その言葉の意味を改めて逡巡しながら、凍える震えを漆黒の腕に感じては……やっぱり彼女は強がっているのだと、嘆息する。それなのに、彼女ときたら。クリムゾンでいる時は必要以上に強がる上に、殊の外……大胆にもになるらしい。突然とある事を思い出しては気を紛らわそうと、ほんの少しだけグリードを詰り、頬を膨らませ始めた。
「そう言えば、世間では怪盗・グリードには奥様がいて、愛人が4人もいるって聞きました。しかも子沢山で、息子が生まれたばかり……と。それ、本当に嘘ですよね?」
「……俺のどこに、そんな甲斐性があるというのです。あれは嘘ですよ。真っ赤な嘘。そうでも言っておかなければ、世間様は俺を放っておきませんから。大泥棒の追っかけは、警察だけで十分です」
臍を曲げるついでに勢い、自分は甲斐性なしだと白状してしまっては……これでは却って格好が付かぬと、つくづく今夜は調子が悪いと俯く。それでもここは強引に彼女を納得させて、誤魔化してしまおうと決め込むと。せめて、1つの嘘だけは本物に塗り替えるべく、負けじと唇を窄めては彼女に逆襲するグリード。
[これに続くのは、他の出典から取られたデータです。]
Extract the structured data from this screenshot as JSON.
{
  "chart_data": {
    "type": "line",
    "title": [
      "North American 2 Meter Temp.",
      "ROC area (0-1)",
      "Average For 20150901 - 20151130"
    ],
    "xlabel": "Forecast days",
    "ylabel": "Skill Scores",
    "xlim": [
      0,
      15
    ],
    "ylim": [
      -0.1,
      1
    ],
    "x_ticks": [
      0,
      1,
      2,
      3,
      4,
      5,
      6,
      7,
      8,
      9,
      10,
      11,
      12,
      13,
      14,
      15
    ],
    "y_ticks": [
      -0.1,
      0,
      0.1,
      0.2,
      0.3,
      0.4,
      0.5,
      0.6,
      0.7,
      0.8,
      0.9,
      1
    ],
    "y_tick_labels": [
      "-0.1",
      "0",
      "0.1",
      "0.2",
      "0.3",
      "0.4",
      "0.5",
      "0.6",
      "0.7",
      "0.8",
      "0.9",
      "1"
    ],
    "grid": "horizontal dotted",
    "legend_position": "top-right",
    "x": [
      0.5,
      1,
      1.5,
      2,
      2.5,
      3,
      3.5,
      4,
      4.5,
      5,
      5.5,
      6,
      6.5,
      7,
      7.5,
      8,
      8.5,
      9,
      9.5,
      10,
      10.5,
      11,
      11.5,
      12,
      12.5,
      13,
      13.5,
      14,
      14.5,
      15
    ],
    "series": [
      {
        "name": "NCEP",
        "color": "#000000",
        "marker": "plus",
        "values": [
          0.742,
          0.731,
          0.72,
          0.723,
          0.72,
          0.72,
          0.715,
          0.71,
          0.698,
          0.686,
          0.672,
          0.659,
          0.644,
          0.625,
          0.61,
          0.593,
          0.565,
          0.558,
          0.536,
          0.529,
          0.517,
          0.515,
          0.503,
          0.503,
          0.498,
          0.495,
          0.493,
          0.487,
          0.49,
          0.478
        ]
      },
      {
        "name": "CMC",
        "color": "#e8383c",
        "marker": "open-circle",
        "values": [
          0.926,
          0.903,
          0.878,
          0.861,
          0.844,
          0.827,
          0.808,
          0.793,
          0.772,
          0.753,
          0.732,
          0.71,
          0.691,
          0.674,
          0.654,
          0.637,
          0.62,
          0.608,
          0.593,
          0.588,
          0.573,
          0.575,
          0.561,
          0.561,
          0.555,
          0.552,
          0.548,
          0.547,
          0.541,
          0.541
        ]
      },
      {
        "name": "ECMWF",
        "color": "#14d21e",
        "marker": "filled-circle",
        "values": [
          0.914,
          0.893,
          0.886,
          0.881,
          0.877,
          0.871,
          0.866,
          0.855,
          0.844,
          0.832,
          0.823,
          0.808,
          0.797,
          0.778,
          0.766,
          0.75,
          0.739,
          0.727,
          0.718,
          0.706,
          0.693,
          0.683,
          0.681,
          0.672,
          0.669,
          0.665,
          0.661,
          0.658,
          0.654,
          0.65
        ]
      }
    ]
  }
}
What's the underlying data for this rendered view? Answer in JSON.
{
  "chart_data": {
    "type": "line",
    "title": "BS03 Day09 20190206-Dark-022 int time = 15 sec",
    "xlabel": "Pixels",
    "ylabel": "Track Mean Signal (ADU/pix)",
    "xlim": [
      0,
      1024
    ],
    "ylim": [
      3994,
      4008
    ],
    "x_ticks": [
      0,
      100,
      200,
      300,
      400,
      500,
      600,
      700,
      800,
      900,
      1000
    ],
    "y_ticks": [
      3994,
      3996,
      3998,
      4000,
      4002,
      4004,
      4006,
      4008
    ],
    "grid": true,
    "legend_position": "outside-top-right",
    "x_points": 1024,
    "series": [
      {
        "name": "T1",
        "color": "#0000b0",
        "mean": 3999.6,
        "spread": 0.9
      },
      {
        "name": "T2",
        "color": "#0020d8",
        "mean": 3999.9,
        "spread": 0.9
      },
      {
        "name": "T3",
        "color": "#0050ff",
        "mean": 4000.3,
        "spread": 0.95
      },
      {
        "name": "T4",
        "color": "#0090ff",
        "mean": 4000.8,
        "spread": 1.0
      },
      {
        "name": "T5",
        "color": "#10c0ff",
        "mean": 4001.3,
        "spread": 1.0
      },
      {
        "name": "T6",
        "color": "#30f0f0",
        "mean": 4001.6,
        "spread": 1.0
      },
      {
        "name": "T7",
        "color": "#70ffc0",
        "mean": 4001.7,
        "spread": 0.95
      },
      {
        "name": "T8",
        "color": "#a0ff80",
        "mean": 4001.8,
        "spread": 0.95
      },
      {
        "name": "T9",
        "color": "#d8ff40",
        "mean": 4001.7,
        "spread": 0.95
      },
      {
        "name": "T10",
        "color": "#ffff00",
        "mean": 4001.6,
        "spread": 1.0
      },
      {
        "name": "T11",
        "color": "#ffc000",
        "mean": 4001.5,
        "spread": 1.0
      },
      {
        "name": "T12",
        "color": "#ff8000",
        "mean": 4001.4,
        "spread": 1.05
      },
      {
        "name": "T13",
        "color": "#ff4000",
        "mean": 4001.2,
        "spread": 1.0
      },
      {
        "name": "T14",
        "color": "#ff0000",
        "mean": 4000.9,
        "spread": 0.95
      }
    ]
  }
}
「それはそうと……君の方こそ、きちんと約束は守れるんでしょうね? ……どんな時も隣にいてくれるというのは、1つの契約の了承だと考えていいという事ですか? そこまで言うのですから、これから先はどんな事があっても……俺以外の男と一緒に出歩くのは、禁止ですからね」
「……分かっています。心配しなくても、もう勝手に飛び出したりはしません」
「そう。でしたら……クククク。折角です。先ほどの嘘くらいは、既成事実にすり替えても、問題なさそうですか?」
「既成事実、ですか? それってどういう……ッ⁉︎」
言葉と一緒に、真っ赤なルージュの唇を塞がれては、彼の言う既成事実の意味をまざまざと痛感するクリムゾン。そうして一頻り甘い吐息の余韻を楽しんだ後、驚く彼女の耳元にグリードが更なる逆襲の内容を囁く。少しだけ転写された赤い色を舌舐めずりしながら、続きは帰ってからと、ニヤリと口元を歪ませて。化け物じみていて、悪魔としか思えない不気味な笑顔も……もう慣れてしまったと、諦めながら。クリムゾンはクリムゾンで、そのまま彼の腕の中にゆっくりと身を委ね続けていた。